By Tom Bradley
I still see a number of strategists and portfolio managers citing the U.S. housing market as a risk for 2012. I don’t get it. The slump is almost six years old. Housing starts are down to an unsustainably low level of 600,000 per year. The U.S. economy is well along in sorting things out. And guess what, the market is well aware of the excess inventory and houses yet to be foreclosed.
I think the U.S. housing market will be one of the pleasant surprises for the stock market in 2012 or 2013. Housing starts and prices will begin to rise well before the excess inventory is sopped up. And investor sentiment towards this big economic engine will improve even before that happens.
In his 2011 letter to investors, Warren Buffett put his perspective on the U.S. housing market.

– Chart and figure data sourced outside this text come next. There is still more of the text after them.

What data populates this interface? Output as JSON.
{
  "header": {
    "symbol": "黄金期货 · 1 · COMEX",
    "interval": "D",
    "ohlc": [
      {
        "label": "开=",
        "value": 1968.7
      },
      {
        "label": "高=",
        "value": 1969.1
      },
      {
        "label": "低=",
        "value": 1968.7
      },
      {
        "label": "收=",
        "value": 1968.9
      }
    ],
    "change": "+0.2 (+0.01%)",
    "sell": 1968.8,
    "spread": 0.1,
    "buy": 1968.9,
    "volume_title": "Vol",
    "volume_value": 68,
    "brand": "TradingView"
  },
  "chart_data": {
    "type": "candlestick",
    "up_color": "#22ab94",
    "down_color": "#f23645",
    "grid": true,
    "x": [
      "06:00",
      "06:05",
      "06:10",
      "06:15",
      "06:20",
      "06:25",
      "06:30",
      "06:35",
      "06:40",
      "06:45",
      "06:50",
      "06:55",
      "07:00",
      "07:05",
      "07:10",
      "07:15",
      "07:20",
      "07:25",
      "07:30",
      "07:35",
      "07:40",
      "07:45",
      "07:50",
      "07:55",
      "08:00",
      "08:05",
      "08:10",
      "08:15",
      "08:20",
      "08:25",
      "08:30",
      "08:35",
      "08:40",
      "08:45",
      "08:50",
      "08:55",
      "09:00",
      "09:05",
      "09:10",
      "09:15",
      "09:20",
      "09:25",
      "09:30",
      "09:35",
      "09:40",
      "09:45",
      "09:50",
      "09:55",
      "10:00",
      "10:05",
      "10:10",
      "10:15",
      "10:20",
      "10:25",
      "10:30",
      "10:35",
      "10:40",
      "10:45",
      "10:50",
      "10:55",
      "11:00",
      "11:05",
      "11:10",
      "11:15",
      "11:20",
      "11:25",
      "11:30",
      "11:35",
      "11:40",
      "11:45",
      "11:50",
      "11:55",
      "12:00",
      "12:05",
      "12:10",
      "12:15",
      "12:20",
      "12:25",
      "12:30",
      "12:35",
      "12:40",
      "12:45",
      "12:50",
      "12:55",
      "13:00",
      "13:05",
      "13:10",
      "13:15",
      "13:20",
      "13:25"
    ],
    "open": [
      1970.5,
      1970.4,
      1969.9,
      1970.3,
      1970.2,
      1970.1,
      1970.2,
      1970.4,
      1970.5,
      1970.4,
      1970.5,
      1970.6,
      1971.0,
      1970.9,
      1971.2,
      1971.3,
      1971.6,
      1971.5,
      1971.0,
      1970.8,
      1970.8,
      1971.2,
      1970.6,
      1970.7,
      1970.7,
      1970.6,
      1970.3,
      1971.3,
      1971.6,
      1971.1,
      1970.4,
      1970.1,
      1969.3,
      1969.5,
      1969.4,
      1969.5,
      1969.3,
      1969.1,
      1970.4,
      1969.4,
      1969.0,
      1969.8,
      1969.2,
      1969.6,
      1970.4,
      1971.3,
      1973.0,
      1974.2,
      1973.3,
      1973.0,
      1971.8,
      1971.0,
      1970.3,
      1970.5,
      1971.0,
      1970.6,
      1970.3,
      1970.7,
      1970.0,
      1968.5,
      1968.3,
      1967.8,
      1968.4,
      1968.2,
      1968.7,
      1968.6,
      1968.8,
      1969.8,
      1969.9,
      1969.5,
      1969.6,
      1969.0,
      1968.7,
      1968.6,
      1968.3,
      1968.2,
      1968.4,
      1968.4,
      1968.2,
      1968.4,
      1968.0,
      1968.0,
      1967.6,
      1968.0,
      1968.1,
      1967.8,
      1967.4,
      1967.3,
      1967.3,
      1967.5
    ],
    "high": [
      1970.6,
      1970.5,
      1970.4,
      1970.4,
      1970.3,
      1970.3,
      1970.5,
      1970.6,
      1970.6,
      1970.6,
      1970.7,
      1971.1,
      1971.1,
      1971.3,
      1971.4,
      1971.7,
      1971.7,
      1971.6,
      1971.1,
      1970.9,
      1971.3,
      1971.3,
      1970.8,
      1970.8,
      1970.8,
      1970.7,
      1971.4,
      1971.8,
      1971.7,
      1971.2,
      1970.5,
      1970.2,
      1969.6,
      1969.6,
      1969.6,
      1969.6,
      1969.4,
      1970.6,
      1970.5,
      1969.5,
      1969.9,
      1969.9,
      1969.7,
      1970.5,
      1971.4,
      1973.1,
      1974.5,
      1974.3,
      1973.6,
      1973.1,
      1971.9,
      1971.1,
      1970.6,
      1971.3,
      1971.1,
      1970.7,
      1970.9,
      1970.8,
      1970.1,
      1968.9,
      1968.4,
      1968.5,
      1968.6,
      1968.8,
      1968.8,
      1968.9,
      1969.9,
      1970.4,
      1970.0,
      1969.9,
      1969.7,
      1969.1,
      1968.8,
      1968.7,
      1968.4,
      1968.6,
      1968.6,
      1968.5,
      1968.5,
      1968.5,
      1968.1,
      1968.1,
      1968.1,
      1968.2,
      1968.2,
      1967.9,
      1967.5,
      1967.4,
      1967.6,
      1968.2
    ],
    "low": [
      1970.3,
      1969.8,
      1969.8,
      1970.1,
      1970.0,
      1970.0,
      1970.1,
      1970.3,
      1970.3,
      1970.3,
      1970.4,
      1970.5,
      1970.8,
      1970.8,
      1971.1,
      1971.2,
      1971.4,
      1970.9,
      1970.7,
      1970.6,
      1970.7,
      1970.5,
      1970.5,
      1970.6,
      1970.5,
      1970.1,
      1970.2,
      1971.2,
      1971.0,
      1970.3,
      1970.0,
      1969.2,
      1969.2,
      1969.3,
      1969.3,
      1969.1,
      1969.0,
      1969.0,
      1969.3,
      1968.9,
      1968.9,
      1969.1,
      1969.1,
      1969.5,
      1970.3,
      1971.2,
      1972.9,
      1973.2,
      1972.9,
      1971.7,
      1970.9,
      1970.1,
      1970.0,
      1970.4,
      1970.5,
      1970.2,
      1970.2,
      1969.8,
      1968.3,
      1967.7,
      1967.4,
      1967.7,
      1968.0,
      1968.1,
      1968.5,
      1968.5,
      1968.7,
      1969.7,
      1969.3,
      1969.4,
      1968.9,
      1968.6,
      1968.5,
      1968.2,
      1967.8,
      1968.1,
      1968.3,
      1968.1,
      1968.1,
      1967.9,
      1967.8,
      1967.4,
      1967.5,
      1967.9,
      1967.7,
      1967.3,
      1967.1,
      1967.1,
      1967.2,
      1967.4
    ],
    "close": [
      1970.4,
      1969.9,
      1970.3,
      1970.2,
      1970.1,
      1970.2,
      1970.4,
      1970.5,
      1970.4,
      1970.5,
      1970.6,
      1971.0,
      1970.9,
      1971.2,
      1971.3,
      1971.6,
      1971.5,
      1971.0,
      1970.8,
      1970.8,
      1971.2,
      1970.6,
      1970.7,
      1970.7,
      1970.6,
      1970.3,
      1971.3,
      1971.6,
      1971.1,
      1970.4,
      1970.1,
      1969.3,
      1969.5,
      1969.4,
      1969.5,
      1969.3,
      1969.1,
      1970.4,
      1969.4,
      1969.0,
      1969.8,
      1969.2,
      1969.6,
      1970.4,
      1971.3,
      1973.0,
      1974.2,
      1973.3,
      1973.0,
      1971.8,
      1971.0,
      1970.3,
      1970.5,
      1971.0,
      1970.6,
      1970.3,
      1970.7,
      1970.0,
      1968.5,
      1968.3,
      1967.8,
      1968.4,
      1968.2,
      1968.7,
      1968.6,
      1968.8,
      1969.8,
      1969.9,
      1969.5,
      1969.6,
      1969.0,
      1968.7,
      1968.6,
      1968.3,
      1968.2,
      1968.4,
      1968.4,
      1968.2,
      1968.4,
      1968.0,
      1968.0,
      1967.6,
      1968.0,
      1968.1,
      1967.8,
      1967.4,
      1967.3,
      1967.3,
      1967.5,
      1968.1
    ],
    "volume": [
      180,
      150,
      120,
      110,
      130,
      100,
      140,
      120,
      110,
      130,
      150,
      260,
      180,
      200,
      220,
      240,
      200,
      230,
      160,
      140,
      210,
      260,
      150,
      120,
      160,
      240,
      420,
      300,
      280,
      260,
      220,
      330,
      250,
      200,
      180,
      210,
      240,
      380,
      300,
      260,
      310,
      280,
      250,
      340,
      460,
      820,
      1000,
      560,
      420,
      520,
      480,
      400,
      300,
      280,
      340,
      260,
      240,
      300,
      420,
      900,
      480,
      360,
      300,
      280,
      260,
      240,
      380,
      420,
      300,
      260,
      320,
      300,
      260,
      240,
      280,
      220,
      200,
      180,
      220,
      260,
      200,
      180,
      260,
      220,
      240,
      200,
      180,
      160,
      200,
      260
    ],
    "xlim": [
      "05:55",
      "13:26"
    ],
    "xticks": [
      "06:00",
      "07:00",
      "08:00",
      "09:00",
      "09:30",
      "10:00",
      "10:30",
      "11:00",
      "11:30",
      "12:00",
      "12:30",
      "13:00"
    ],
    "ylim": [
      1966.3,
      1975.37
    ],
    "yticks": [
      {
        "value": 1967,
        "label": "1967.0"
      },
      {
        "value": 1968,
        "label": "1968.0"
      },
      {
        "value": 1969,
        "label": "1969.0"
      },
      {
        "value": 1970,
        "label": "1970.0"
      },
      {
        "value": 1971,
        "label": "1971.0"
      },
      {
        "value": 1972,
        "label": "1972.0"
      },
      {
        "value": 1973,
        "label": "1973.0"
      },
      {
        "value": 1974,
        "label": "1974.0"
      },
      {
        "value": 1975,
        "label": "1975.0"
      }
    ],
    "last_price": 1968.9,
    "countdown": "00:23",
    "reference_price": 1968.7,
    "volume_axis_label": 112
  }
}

"Housing will come back – you can be sure of that. Over time, the number of housing units necessarily matches the number of households (after allowing for a normal level of vacancies). For a period of years prior to 2008, however, America added more housing units than households. Inevitably, we ended up with far too many units and the bubble popped with a violence that shook the entire economy."
He went on to say,
"That devastating supply/demand equation is now reversed. … At our current annual pace of 600,000 housing starts – considerably less than the number of new households being formed – buyers and renters are sopping up what’s left of the old oversupply. (This process will run its course at different rates around the country; the supply-demand situation varies widely by locale.)"
I’m not worried about U.S. residential real estate being a negative factor for the stock market. As I said at the other end of this cycle in a June, 2006 blog, “I'm inclined to think the consensus will be wrong on this one. It almost always is wrong at major turning points when a trend has been going on for a long time.”